Plaintiff provides several exhibits that are of assistance to the Court in making the determination of the effective period of the Scottsdale Policy. Specifically, there is a letter from David L. Kerr of R.C. Lain, Inc. (as policy producer for the insured, Westfall Township), stating that the Scottsdale Policy was cancelled "effective 7/01/02 as coverage was replaced on that date with Selective Insurance Company." (Doc. 22 at 10.) Accompanying the letter is a Cancellation Request/Policy Release form ("the Form"), signed by Westfall Township Supervisors Kenneth Thiele, Deborah Fischer, James Muir, and Keith Peters, with those signatures having been purportedly witnessed by Township Secretary/Treasurer Lisa Green. The Form shows the effective date and hour of cancellation of Policy PKO0000459 as July 1, 2002 at 12:01 a.m. Id. at 11. The authenticity of this letter and the signed Form are not disputed; therefore, the Court will consider the contents of these documents as valid and dispositive. As a result, the Court finds that the effective cancellation date of the Scottsdale Policy was July 1, 2002.

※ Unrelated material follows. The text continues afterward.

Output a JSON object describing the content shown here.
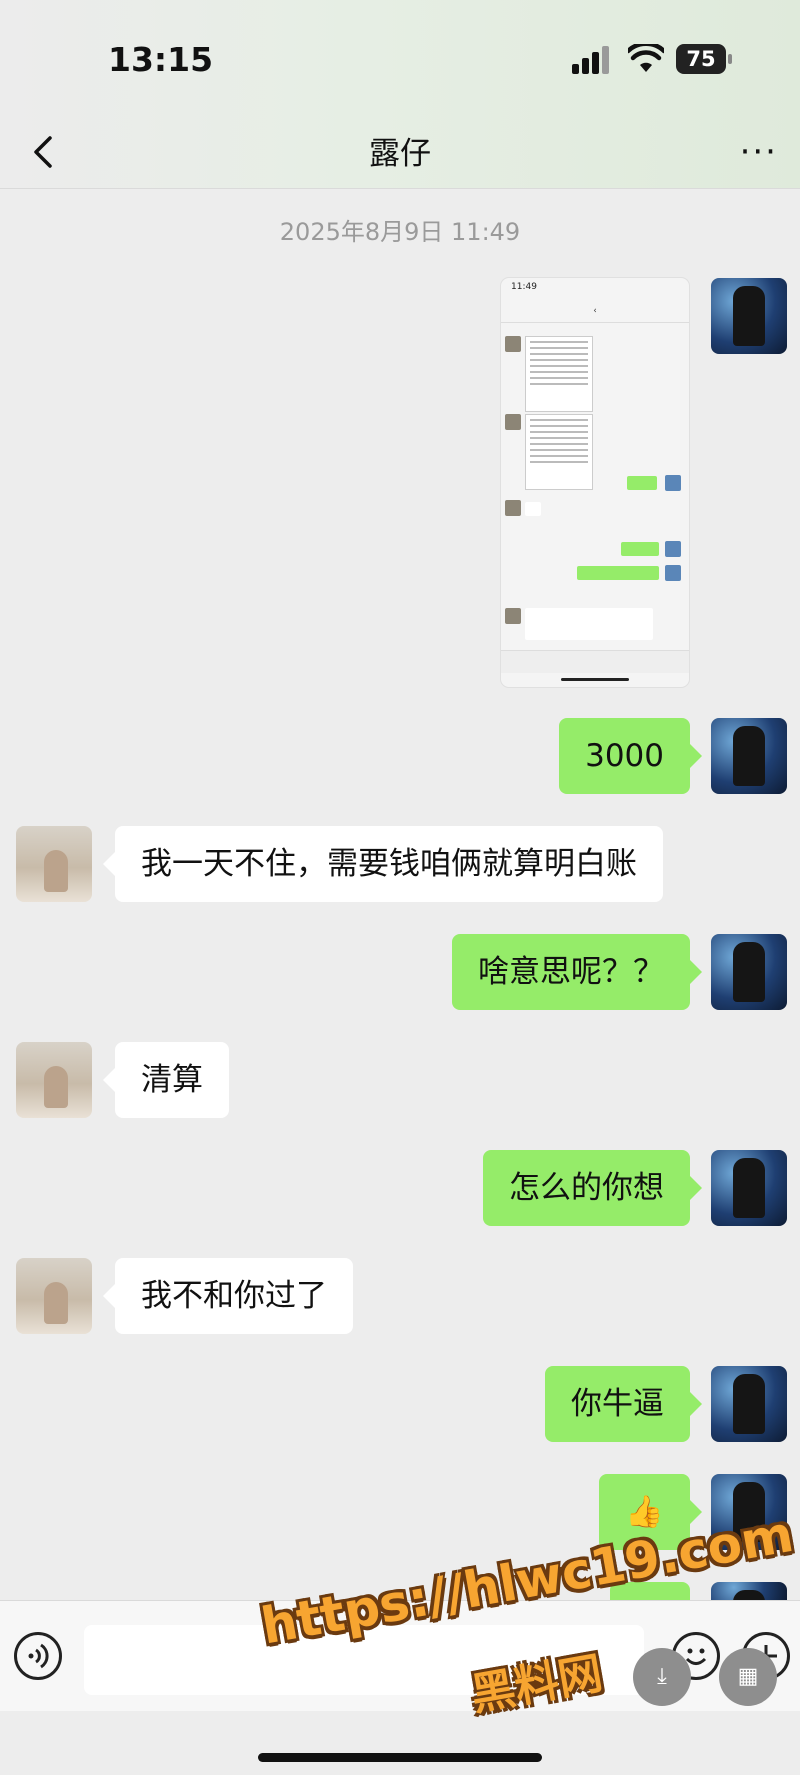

The "bodily injury" resulting from the "law enforcement wrongful acts" (as those terms are defined in the Scottsdale Policy) occurred on July 5, 2002, when Michael Walter was shot and killed. The LELC was terminated effective July 1, 2002. Because the injury resulting from the wrongful acts alleged to have been performed by Defendant Mitchell was not manifested until after cancellation of the policy, the "occurrence" took place outside of the effective policy coverage period. Therefore, this Court finds, as a matter of law, that there is no coverage for the claims asserted in the Underlying Action; therefore, Scottsdale Insurance Co. has no duty to defend or indemnify Defendants in the Underlying Action.

CONCLUSION

For the above stated reasons, the Court concludes that Plaintiff has no duty to defend or indemnify the Defendants in the Underlying Action. Plaintiff's present motion for summary judgment--with respect to their earlier declaratory judgment action--is therefore granted.

An appropriate Order will follow.

ORDER NOW, this 19th day of October, 2006, IT IS HEREBY ORDERED that Plaintiff's Motion for Summary Judgment under Federal Rule of Civil Procedure 56(c) (Doc. 19-1) is GRANTED.